The Moke Mokotoff Collection
Sale Overview
This September, Christie’s is honored to offer the collection of the late John ‘Moke’ Mokotoff (1950-2022), a devoted Buddhist practitioner, passionate collector, and esteemed dealer of Asian art. After studying expressive art and photography in school, Moke moved to New York, where he began to deal in the nascent market for Chinese, Indian, and Himalayan art. In 1980, Moke opened his first gallery, Mokotoff Asian Arts, and actively sold important works to some of the most prominent collections in New York and globally, including the Metropolitan Museum of Art and the Rubin Museum of Art.
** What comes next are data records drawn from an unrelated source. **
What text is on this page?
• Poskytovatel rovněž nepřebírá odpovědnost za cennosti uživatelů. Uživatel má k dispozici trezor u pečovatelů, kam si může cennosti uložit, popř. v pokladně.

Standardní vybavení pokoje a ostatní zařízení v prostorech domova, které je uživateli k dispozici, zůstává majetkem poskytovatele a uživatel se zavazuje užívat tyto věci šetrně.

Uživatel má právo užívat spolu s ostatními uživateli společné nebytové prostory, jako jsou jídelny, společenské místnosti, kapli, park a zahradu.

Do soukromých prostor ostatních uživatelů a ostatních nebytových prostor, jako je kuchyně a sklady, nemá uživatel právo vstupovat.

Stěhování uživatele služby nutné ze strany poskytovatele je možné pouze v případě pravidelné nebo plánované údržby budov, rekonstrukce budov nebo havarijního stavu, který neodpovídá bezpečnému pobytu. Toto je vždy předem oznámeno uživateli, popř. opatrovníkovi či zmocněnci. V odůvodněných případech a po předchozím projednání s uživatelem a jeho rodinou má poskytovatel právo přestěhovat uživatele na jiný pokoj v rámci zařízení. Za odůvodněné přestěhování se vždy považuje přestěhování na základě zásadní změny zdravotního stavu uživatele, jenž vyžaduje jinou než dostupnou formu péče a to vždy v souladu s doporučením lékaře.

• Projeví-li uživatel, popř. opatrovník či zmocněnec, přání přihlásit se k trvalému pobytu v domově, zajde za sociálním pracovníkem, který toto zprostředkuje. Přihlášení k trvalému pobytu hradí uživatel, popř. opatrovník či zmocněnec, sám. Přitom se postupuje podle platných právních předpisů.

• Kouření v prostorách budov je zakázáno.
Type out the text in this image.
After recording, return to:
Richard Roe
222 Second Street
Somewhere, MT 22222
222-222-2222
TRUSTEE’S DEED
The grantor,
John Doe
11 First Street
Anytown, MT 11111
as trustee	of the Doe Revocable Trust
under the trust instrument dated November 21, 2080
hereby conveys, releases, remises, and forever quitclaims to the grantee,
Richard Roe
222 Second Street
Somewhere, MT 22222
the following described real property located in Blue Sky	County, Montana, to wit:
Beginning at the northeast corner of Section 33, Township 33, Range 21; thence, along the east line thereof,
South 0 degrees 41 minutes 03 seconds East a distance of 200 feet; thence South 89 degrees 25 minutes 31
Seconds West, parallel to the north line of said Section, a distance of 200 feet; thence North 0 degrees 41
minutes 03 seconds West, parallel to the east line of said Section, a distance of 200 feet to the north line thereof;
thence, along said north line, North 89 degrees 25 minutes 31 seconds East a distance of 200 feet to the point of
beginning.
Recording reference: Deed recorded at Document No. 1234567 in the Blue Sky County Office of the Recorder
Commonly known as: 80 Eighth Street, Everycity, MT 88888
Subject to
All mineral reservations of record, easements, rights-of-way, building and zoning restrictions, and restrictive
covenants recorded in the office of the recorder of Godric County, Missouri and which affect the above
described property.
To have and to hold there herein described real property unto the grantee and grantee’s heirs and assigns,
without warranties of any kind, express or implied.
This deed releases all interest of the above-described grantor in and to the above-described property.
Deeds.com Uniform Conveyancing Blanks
Revered for his knowledge of Chinese and Indian textiles, Moke was also a compassionate teacher and lifelong patron of Buddhist monasteries and nunneries, including the gift of one of his most important works, a very rare eighteenth-century painting of Sakya Pandita to the monk, Sakya Trizin, the living incarnation of Chogyal Phagpa. The collection of works sold at Christie’s represents only a small fraction of the art Moke collected over the forty years he was active in the field, but includes some of his most treasured Buddhist objects; the very rare eighteenth-century painting of Bhavaviveka belonging to the same set as the Sakya Pandita painting he donated to Sakya Trizin; the superb Ming gilt-bronze figure of Hevajra and Nairatmya; the Tibetan gilt-bronze figure of Avadhutipa and the Khasa Malla gilt-bronze figure of Vajrasattva, which were both on his personal altar. The Moke Mokotoff Collection encapsulates many of his beloved and varied areas of interest within the field, and it is the hope of his family that his passion for these objects will be passed on to their new owners.